In the latest Times Higher Education (THE) World University Rankings, 8 of the 12 Dutch universities listed moved down. TU Delft remains the highest-ranked Dutch institution and keeps the national lead, even though its exact global position dipped slightly.
This year’s Dutch top tier includes TU Delft and the University of Amsterdam in the global top 100, with Wageningen and Leiden close behind. Further down the list, Erasmus University Rotterdam sits at 107th, Maastricht around the low 130s, VU Amsterdam in the 170s, Radboud in the 150s, and Twente and Eindhoven near the 190s.

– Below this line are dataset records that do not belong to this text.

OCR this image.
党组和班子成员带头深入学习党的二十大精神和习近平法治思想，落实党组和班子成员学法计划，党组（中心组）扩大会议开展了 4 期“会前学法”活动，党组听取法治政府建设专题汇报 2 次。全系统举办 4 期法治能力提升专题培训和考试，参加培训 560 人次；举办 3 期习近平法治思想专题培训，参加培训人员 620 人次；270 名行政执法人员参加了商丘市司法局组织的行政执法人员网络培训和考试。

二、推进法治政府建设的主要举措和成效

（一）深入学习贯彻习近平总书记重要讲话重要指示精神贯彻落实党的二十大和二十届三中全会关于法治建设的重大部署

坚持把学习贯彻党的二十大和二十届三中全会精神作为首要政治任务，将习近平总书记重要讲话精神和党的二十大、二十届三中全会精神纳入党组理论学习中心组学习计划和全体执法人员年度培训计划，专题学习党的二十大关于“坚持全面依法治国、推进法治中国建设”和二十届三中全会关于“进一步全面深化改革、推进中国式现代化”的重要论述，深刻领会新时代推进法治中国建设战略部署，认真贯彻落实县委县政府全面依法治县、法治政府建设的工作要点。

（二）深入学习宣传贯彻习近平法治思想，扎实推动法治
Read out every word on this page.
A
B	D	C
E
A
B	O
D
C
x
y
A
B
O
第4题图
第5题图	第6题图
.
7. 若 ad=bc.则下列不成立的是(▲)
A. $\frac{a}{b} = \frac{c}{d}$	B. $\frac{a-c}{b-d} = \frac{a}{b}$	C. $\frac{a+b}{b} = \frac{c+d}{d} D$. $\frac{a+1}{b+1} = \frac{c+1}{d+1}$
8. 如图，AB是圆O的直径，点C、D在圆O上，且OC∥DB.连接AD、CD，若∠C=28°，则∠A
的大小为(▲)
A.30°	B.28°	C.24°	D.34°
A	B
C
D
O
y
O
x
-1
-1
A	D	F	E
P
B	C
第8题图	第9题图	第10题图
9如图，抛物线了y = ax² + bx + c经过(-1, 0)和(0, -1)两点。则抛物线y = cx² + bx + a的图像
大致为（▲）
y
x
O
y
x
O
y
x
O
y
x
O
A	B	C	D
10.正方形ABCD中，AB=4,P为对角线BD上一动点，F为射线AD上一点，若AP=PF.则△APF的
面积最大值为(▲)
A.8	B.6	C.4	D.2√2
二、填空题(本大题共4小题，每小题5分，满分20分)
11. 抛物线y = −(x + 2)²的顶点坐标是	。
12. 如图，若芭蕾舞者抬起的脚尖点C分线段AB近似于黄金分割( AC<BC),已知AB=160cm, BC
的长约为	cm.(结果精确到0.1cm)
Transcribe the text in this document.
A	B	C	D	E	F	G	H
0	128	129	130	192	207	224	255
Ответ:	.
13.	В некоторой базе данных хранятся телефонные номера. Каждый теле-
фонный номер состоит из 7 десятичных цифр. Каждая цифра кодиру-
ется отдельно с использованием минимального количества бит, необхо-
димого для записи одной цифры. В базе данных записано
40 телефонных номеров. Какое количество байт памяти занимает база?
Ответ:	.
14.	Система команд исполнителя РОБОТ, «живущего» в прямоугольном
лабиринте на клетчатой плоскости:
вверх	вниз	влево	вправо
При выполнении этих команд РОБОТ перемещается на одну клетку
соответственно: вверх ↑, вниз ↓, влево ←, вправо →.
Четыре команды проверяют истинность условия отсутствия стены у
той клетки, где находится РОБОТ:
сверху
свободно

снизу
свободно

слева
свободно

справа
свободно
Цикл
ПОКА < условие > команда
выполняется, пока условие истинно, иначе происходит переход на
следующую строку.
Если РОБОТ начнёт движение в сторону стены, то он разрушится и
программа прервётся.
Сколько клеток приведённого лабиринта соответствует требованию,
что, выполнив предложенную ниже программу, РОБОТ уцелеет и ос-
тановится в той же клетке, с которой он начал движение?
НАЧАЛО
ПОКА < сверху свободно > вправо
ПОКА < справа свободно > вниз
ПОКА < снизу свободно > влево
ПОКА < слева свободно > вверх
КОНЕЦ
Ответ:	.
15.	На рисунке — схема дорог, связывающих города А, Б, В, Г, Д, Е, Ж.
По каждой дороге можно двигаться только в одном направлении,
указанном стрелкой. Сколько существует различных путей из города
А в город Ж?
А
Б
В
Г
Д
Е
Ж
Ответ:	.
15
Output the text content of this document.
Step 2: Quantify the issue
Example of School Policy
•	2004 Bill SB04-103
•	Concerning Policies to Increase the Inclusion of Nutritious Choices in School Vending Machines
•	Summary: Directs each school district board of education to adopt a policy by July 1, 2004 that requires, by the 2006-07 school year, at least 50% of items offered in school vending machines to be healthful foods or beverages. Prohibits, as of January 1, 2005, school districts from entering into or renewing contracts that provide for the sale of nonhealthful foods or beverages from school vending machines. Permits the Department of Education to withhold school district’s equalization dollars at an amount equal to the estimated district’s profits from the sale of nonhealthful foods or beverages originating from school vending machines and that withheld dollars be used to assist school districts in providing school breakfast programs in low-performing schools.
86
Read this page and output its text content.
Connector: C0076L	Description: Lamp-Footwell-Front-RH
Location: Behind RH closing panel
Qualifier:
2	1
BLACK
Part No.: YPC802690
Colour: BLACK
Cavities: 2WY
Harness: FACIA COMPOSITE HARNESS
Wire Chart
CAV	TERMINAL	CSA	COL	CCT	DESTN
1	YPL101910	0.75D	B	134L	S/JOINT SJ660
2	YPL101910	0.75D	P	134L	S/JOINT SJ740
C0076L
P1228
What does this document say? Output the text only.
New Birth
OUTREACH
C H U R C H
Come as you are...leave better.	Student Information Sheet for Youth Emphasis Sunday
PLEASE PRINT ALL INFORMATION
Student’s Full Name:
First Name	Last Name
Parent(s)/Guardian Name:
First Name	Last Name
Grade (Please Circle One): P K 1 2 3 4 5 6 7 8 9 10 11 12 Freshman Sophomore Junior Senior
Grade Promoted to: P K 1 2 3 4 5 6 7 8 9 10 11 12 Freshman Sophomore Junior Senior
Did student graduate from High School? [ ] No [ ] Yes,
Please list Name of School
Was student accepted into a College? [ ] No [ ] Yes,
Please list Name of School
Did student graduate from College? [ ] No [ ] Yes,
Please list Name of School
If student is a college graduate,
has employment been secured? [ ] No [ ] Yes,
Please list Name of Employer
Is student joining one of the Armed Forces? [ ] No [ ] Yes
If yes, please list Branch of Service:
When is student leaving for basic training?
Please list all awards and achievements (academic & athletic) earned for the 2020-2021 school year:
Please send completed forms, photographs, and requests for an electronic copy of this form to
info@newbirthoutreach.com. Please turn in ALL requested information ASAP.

Tilburg falls in the 300–350 band. (Exact places vary by list version, but the direction of travel is clear: more Dutch universities moved down than up.)
Why the slide
THE points to shifting global performance and methodology pressure: universities are judged on teaching, research output and quality, industry links, and international outlook. Dutch institutions still do well on internationalisation, but budget constraints and research capacity are weighing on year-to-year scores. The Netherlands is also feeling the global rebalancing toward Asia seen across the ranking.

Photo Credits: Anant Chandra/Unsplash
Important context
The national picture is mixed: four Dutch universities rose while eight fell, so the overall system remains competitive.
Separate rankings (like QS) also put TU Delft at the top nationally, underlining a consistent lead for engineering and tech, but these lists use different methods, so positions won’t match exactly.
Utrecht University no longer takes part in THE, which is why it doesn’t appear in this table, even though it remains highly placed in other rankings.
What to watch next
University leaders warn that further funding uncertainty could keep pressure on research and teaching indicators. For applicants, the main takeaway is stability at the top (TU Delft still #1 in the Netherlands) and small shifts elsewhere, use rankings as one input, but check programme strength, fit, and subject-level results before deciding.